Une réponse commune à cet argument est que la préoccupation pour les humains ne devrait pas exclure celle pour les autres animaux. Cependant, ce n’est là qu’une réponse partielle, puisqu’elle ne répond pas à l’affirmation selon laquelle les intérêts des animaux non-humains ne sont pas très importants. Bien sûr beaucoup de gens refusent de se soucier des animaux non-humains car ils ont un point de vue spéciste, mais comme le démontrent les arguments contre le spécisme, de tels arguments ne tiennent pas. Cependant, les gens peuvent défendre une certaine indifférence envers les animaux non-humains, même s’ils n’acceptent pas le spécisme, s’ils pensent que les intérêts des animaux non-humains ont moins de poids que ceux des humains.

Pourquoi les intérêts des animaux non-humains sont vraiment très importants

Il y a deux points principaux à considérer lors de l’évaluation du poids des intérêts des animaux.

Tout d’abord, il faut voir s’il s’agit d’animaux pouvant avoir des expériences positives et négatives. La sentience animale explique les arguments utilisés pour évaluer cette question. Les arguments montrent que nous avons de bonnes raisons de conclure que tous les animaux ayant un système nerveux central sont potentiellement sentients, et que pour beaucoup d’entre eux, les preuves en sont nombreuses, qu’elles soient d’ordre comportemental, évolutionniste, et plus encore physiologique (comme expliqué dans Indicateurs de la souffrance animale). De plus, nous devons garder à l’esprit que, comme expliqué dans les intérêts des animaux, les intérêts des humains ne sont pas plus importants que ceux des animaux non-humains du fait que nous pouvons souffrir psychologiquement de différentes manières. Le plaisir et la souffrance physiques ne sont pas moins importants que le plaisir et la souffrance psychologiques. En outre, beaucoup d’animaux non-humains sont également capables de plaisir et de souffrance psychologiques.

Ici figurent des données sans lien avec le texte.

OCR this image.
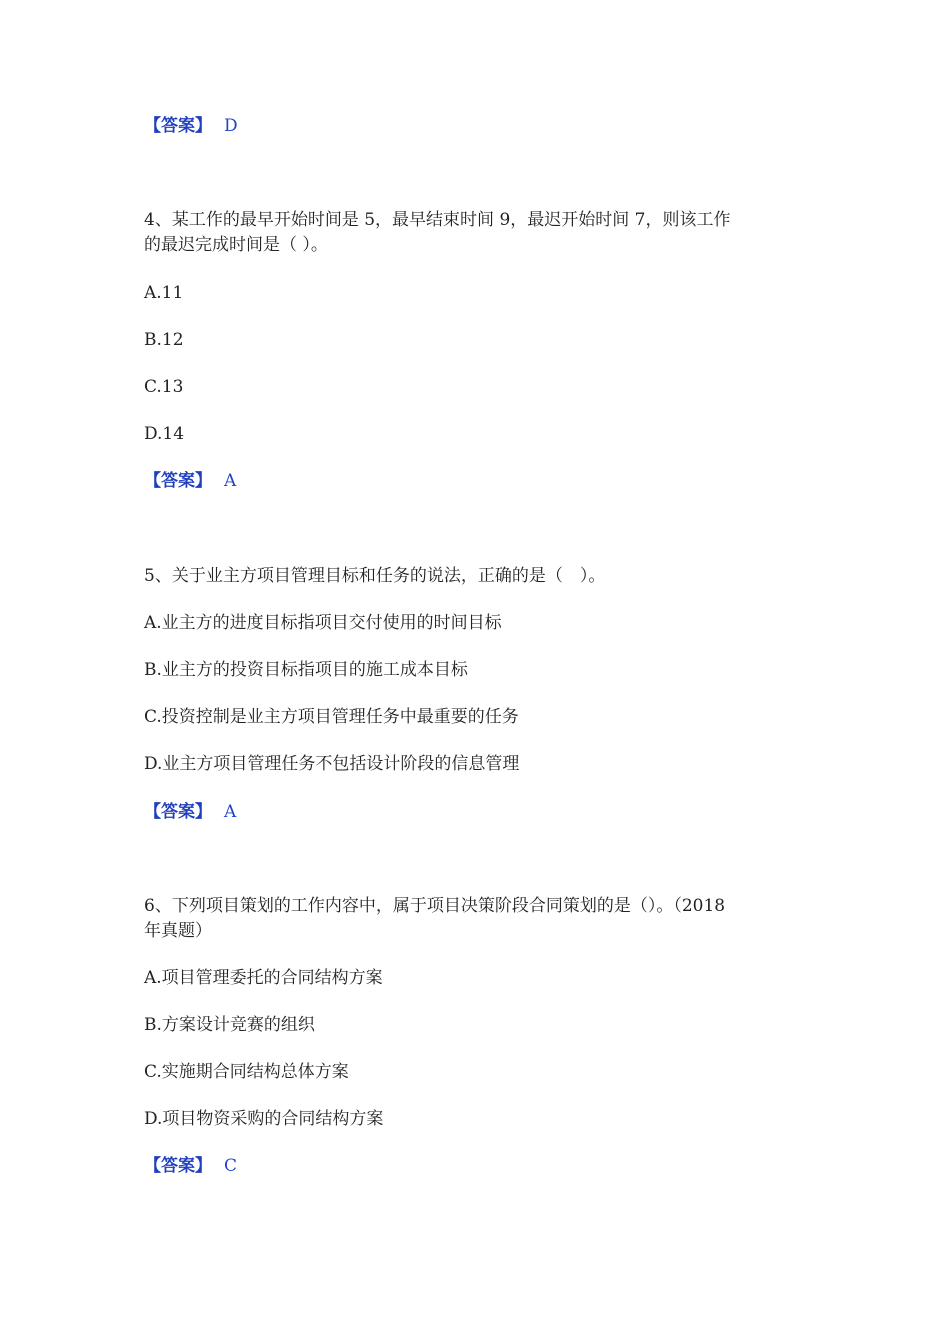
【答案】 D
4、某工作的最早开始时间是 5，最早结束时间 9，最迟开始时间 7，则该工作
的最迟完成时间是（ ）。
A.11
B.12
C.13
D.14
【答案】 A
5、关于业主方项目管理目标和任务的说法，正确的是（　）。
A.业主方的进度目标指项目交付使用的时间目标
B.业主方的投资目标指项目的施工成本目标
C.投资控制是业主方项目管理任务中最重要的任务
D.业主方项目管理任务不包括设计阶段的信息管理
【答案】 A
6、下列项目策划的工作内容中，属于项目决策阶段合同策划的是（）。（2018
年真题）
A.项目管理委托的合同结构方案
B.方案设计竞赛的组织
C.实施期合同结构总体方案
D.项目物资采购的合同结构方案
【答案】 C
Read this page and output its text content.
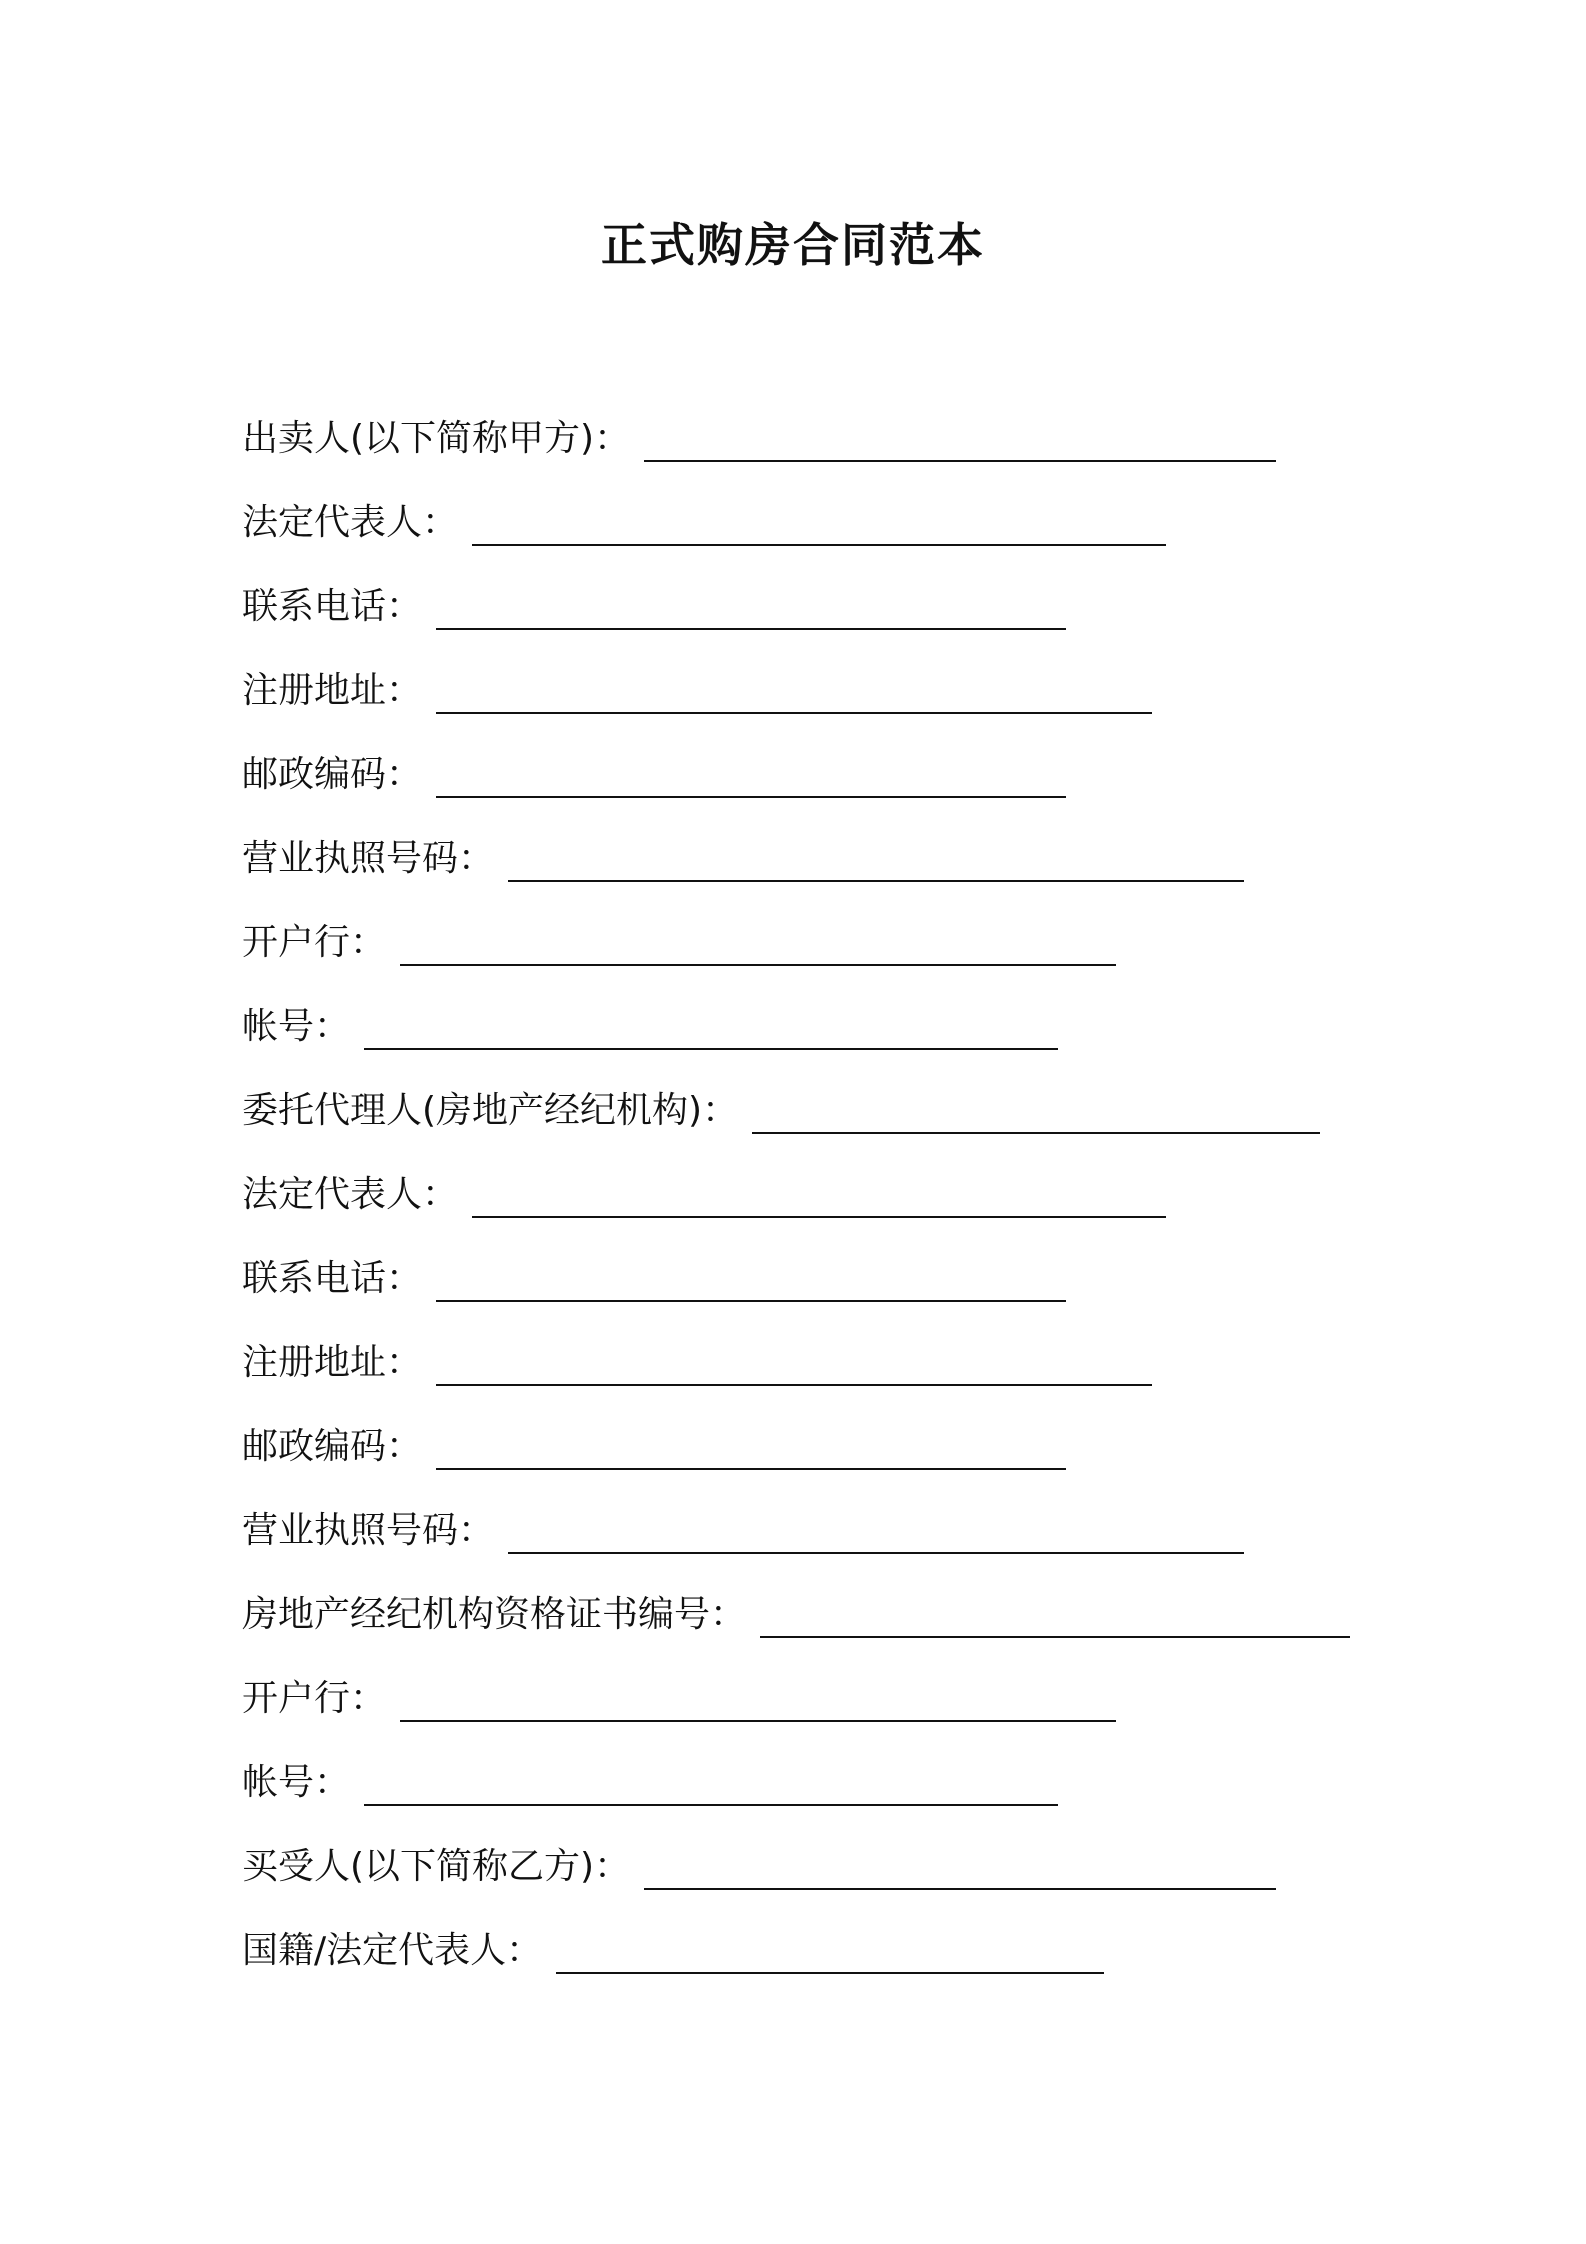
正式购房合同范本
出卖人(以下简称甲方)：
法定代表人：
联系电话：
注册地址：
邮政编码：
营业执照号码：
开户行：
帐号：
委托代理人(房地产经纪机构)：
法定代表人：
联系电话：
注册地址：
邮政编码：
营业执照号码：
房地产经纪机构资格证书编号：
开户行：
帐号：
买受人(以下简称乙方)：
国籍/法定代表人：
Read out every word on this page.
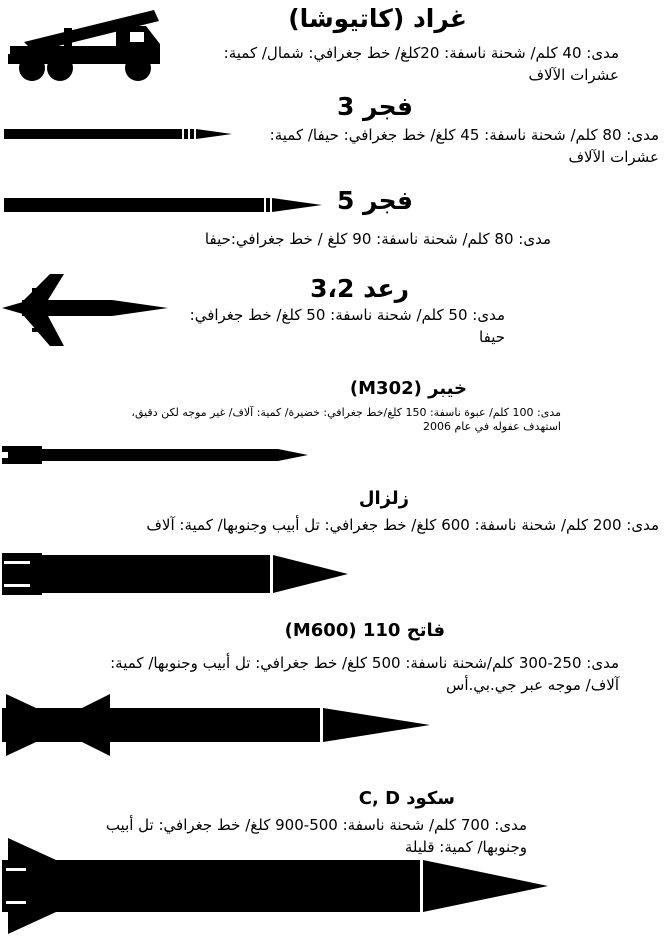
غراد (كاتيوشا)
مدى: 40 كلم/ شحنة ناسفة: 20كلغ/ خط جغرافي: شمال/ كمية: عشرات الآلاف
فجر 3
مدى: 80 كلم/ شحنة ناسفة: 45 كلغ/ خط جغرافي: حيفا/ كمية: عشرات الآلاف
فجر 5
مدى: 80 كلم/ شحنة ناسفة: 90 كلغ / خط جغرافي:حيفا
رعد 3،2
مدى: 50 كلم/ شحنة ناسفة: 50 كلغ/ خط جغرافي: حيفا
خيبر (M302)
مدى: 100 كلم/ عبوة ناسفة: 150 كلغ/خط جغرافي: خضيرة/ كمية: آلاف/ غير موجه لكن دقيق، استهدف عفوله في عام 2006
زلزال
مدى: 200 كلم/ شحنة ناسفة: 600 كلغ/ خط جغرافي: تل أبيب وجنوبها/ كمية: آلاف
فاتح 110 (M600)
مدى: 250-300 كلم/شحنة ناسفة: 500 كلغ/ خط جغرافي: تل أبيب وجنوبها/ كمية: آلاف/ موجه عبر جي.بي.أس
سكود C, D
مدى: 700 كلم/ شحنة ناسفة: 500-900 كلغ/ خط جغرافي: تل أبيب وجنوبها/ كمية: قليلة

Deuxièmement, une fois que nous avons reconnu qu’il est possible de faire du mal et du bien aux animaux non-humains de façon significative, tout comme pour les humains, nous devons savoir quel est l’état réel de leur situation. Après examen, on s’aperçoit que les préjudices dont ils souffrent sont énormes. Cela s’observe deux manières différentes :

  • Nous devons nous attarder sur l’intensité des préjudices dont souffrent les animaux. Ils sont habituellement tués dans le processus de l’exploitation qu’ils subissent, comme lorsque qu’ils sont abattus pour la production de denrées alimentaires. De plus, ils souffrent souvent horriblement durant leur vie, comme c’est le cas dans les fermes, les laboratoires et beaucoup d’autres endroits dans lesquels on les utilise. Dans les fermes, ils sont la plupart du temps confinés toute leur vie dans des endroits sombres où ils souffrent de toutes sortes de maladies et blessures jusqu’à ce qu’ils soient emmenés à l’abattoir. Dans les laboratoires, ils sont également confinés et forcés de subir toutes sortes de procédures douloureuses qui les conduisent à éprouver une souffrance extrême. Contrairement aux humains, les animaux non-humains n’ont généralement pas la chance de pouvoir profiter de tous les avantages que les humains peuvent recevoir d’autrui, notamment lorsqu’ils ont besoin d’aide et de soutien. Ceci s’applique particulièrement dans le cas des animaux qui vivent dans la nature. La grande majorité des animaux non-humains sont abandonnés à leurs souffrances et meurent en dépit du fait qu’ils pourraient bénéficier de notre aide. Comme le montre la section sur la situation des animaux dans la nature, les préjudices dont souffrent les animaux dans la nature sont également très intenses. Ils meurent souvent de faim, souffrent d’horribles blessures et maladies, ou sont tués par des parasites ou d’autres animaux, etc. Très souvent ces préjudices passent complètement inaperçus par nous, alors qu’ils sont horribles pour eux.
  • Lorsqu’on se penche les chiffres, le poids des intérêts des animaux non-humains est également impressionnant. Près de 60 milliards de mammifères et d’oiseaux sont tués dans des abattoirs chaque année.1 Le nombre de poissons capturés en mer est estimé entre 1000 et 3000 milliards,2 et des centaines de milliards sont élevés pour être tués dans des usines de transformation de poisson.3 Il y a environ sept milliards d’êtres humains dont l’espérance de vie est en moyenne d’environ 60 ans. Si nous considérons que tous les animaux qui vivent à travers le monde, y compris ceux qui vivent dans la nature, et qui ont des intérêts qui leur sont propres, le nombre d’animaux est tout simplement immense. On estime qu’il pourrait y avoir plus de 1019 d’animaux, c’est-à-dire 1 suivi de 19 zéros, ce qui représente 10 milliards d’animaux non-humains pour chaque être humain.4 Parmi eux, les plus nombreux sont les invertébrés, en particulier les copépodes et les insectes. Du fait de la dynamique des populations, la plupart d’entre eux meurent misérablement peu après être venus au monde.5 Ces chiffres astronomiques montrent que, d’un point de vue quantitatif, les préjudices que subissent les animaux non-humains sont également très importants.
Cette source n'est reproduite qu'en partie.